Norton Ward smiled—rather apologetically. He liked it to be considered that he was in only really "heavy" cases now. "Well, it's something about a dog, I believe, Arthur." He added, "An uncommonly valuable dog, I'm told, though."

A valuable dog indeed—for one person in that room, anyhow!

"A dog!" cried Arthur. "Why, that's my case! I'm in it!"

Norton Ward grinned; Arthur grinned; but most broadly of all grinned Henry. Clerk's fees from both sides for Henry, to say nothing of the dramatic interest of civil war, of domestic struggle!

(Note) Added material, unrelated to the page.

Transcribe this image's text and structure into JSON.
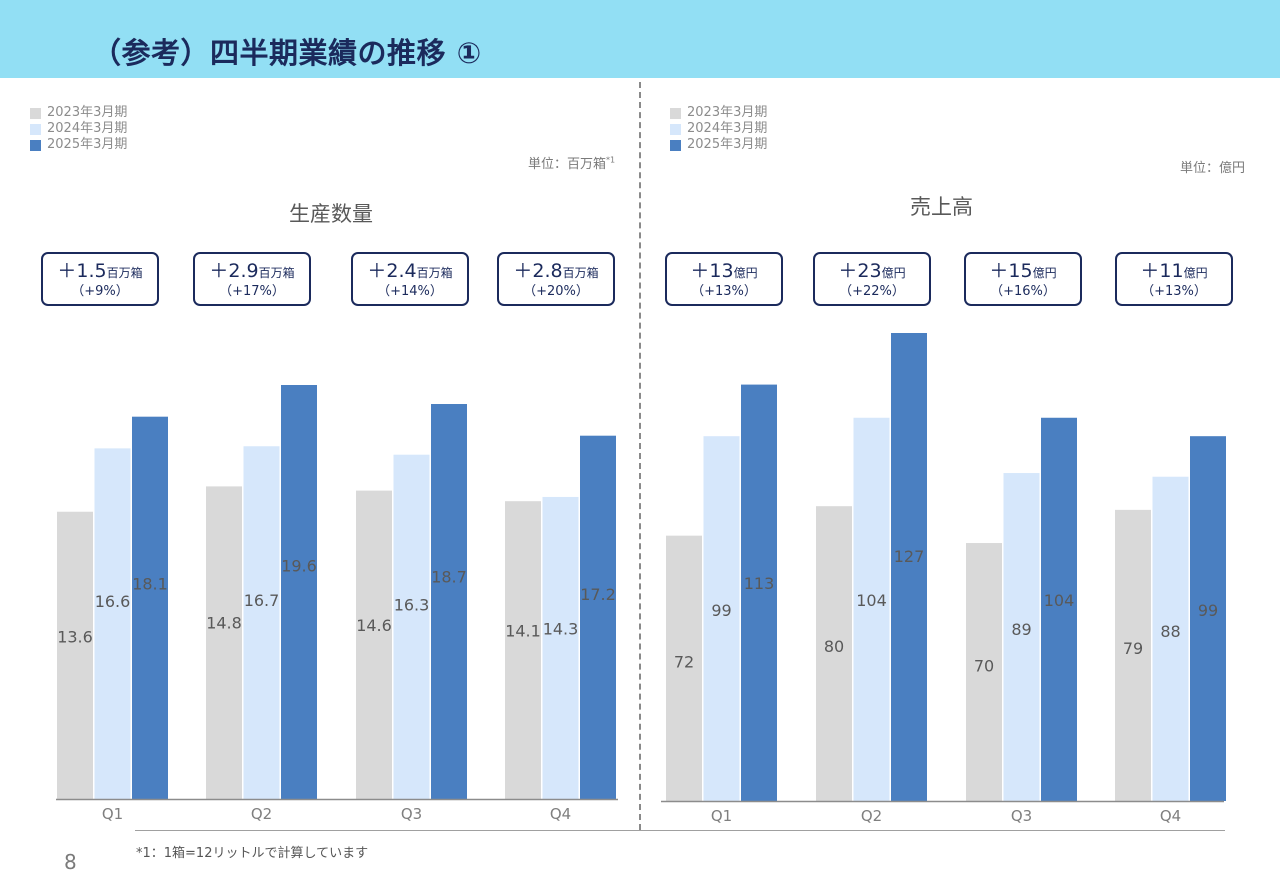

"Do you mean you're for the plaintiff? How in thunder did you get hold of it?"

"That's my little secret," Arthur retorted triumphantly. It was not necessary to tell all the world the train of events which led up to his brief in Crewdson v. The Great Southern Railway Company.

"Well, I congratulate you, old chap," said Norton Ward heartily. Then he grinned again. "Come and dine to-morrow, and we'll try to settle it."

"Settle it be——! Not much!" said Arthur. "But I'll dine all right."

Norton Ward went off into his room, laughing.

That was an awful idea—settling! Even though advanced in jest, it had given him a little shock. But he felt pretty safe. He had read Miss Crewdson's letters; she was most emphatically not a settling woman! Her dog, her whole dog, and nothing but her dog, was what Miss Crewdson wanted.

Arthur sat down before his fire and lit his pipe. He abandoned himself to a gratified contemplation of the turn in his fortunes. A great moment when a young man sees his chosen profession actually opening before him, when dreams and hopes crystallize into reality, when he plucks the first fruit from branches which a little while ago seemed so far out of reach! This moment it was now Arthur's to enjoy. And there was more. For he was not only exulting; he was smiling in a sly triumph. What young man does not smile in his sleeve when the Wisdom of the Elders is confounded? And what good-natured Elder will not smile with him—and even clap his hands?

"It's my own fault if that thousand pounds I put in the farce doesn't turn out the best investment of my life!" thought Arthur.